“Der Kanon fängt harm­los an” – aber damit ist schnell Schluss. „33 neue Kanons“ haben Oliv­er Gies und Bertrand Gröger, die man hier wohl nicht mehr vorstellen muss, veröf­fentlicht. 33 neue Kanons, das ist eine Menge Mate­r­i­al: meist drei- oder vier­stim­mig gedacht, für Män­ner- und Frauen­stim­men oder gemis­chte Chöre und Singgrup­pen gle­icher­maßen geplant, sind die neuen Kanons kleine Kunst­werke , die alles andere als harm­los sind. Aber auch alles andere als lang­weilig. Denn die Samm­lung bietet viel mehr, als die Zahl ver­muten lässt. Alle Kanons sind gewis­ser­maßen mul­ti­funk­tion­al: Natür­lich liegt das in der Sache, ein Kanon lässt sich immer auf viel­er­lei Weise sin­gen und auf­führen. Die bei­den Kom­pon­is­ten geben den Chor­leit­ern und Chor­lei­t­erin­nen aber gle­ich noch eine Menge Ideen, Hin­weise und Mate­ri­alien an die Hand, wie selb­st “ein­fache” Kanons nicht zu großer Kun­st, aber zu span­nen­der musikalis­ch­er Unter­hal­tung oder unter­halt­samer Musik wer­den kön­nen: Chorspaß wird hier großgeschrieben – auch wenn die Texte manch­mal etwas bemüht lustig sind.

Zu jedem Kanon find­en sich – teil­weise mehrfache – Klavier­be­gleitun­gen, Vor‑, Zwis­chen- und Nach­spiele, Body-Per­cus­sions, ergänzende Begleit-Phrasen und Neben­stim­men (ganz wun­der­bar mit Zitat­en zum Beispiel beim “Weg zur Oper”), aber auch zusät­zliche Instru­mente und vieles mehr. Der eigentliche Wert dieses Heftes liegt genau in diesen reichen Arrange­ment-Ideen, die über das übliche ver­set­zte Ein­set­zen und Sin­gen bis zum Abwinken weit hin­aus­ge­hen und das Kanon­ieren zum fast sportlichen Akt wer­den lassen.

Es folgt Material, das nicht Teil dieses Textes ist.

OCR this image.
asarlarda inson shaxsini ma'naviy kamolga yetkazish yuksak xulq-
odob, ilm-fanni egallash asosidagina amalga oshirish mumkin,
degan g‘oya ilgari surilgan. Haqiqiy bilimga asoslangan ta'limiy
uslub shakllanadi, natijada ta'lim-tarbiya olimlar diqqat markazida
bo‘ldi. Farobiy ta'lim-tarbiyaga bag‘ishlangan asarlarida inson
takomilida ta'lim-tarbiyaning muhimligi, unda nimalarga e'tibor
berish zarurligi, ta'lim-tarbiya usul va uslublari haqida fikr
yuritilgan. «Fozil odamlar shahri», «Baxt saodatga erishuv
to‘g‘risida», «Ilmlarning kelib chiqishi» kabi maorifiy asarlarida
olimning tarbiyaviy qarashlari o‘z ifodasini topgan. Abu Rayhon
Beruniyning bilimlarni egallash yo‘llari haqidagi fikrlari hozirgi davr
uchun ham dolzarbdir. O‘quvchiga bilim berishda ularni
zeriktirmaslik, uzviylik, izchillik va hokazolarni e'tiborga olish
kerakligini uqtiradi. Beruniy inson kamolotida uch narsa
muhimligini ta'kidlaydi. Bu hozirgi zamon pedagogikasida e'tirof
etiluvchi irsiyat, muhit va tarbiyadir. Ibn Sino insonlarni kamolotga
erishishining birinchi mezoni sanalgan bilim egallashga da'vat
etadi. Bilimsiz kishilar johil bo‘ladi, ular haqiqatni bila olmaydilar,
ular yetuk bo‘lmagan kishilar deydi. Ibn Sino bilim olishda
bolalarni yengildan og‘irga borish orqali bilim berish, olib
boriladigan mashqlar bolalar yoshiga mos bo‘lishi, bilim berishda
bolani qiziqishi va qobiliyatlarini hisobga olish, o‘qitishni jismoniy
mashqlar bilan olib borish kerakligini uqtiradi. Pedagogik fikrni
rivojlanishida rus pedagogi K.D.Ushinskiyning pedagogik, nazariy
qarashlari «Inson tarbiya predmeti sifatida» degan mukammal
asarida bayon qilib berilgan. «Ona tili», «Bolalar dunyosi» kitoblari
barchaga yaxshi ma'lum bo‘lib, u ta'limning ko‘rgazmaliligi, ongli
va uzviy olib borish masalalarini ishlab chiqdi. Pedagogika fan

Die Kanons selb­st sind stilis­tisch eben­falls angenehm vielfältig, sie reichen vom eher sim­plen Warm-up bis zur ver­i­ta­blen Choretüde, von der Konz­ertzu­gabe bis zur Pobeanau­flockerung und ‑heiterung. Und die „Sal­sa-Susi“ ste­ht hier nicht nur alpha­betisch neben dem „Schlafe, mein Kindlein“ (übri­gens ein wun­der­bar gemeines „Schlaflied“): Abwech­slung ist Pro­gramm, Gegen­sätze bietet jede neue Dop­pel­seite. Von der schlicht­en Abwech­slung für den Probe­nall­t­ag bis hin zu aus­ge­feil­ten Scatetü­den, die selb­st geprobt sein wollen, span­nen sich die Kanons, vom „Bier“ über den „Chor der Mül­lab­fuhr“ bis zur gesun­gen Chore­ografie. Die Kanons bohren sich als Ohrwurm shcon mal tief ins Bewusst­sein. Ganz schlimm wird es dann, wenn nicht nur die Musik immer weit­er geht, son­dern auch der Text sich im Zirkel bewegt, wie es „Ein Tag wie dieser“ vor­führt. Und ob man will oder nicht, ob man’s ger­ade gut find­et oder nicht, da kann man nur noch — sin­gend natür­lich — rufen: “Der Kanon hört nicht mehr auf!”.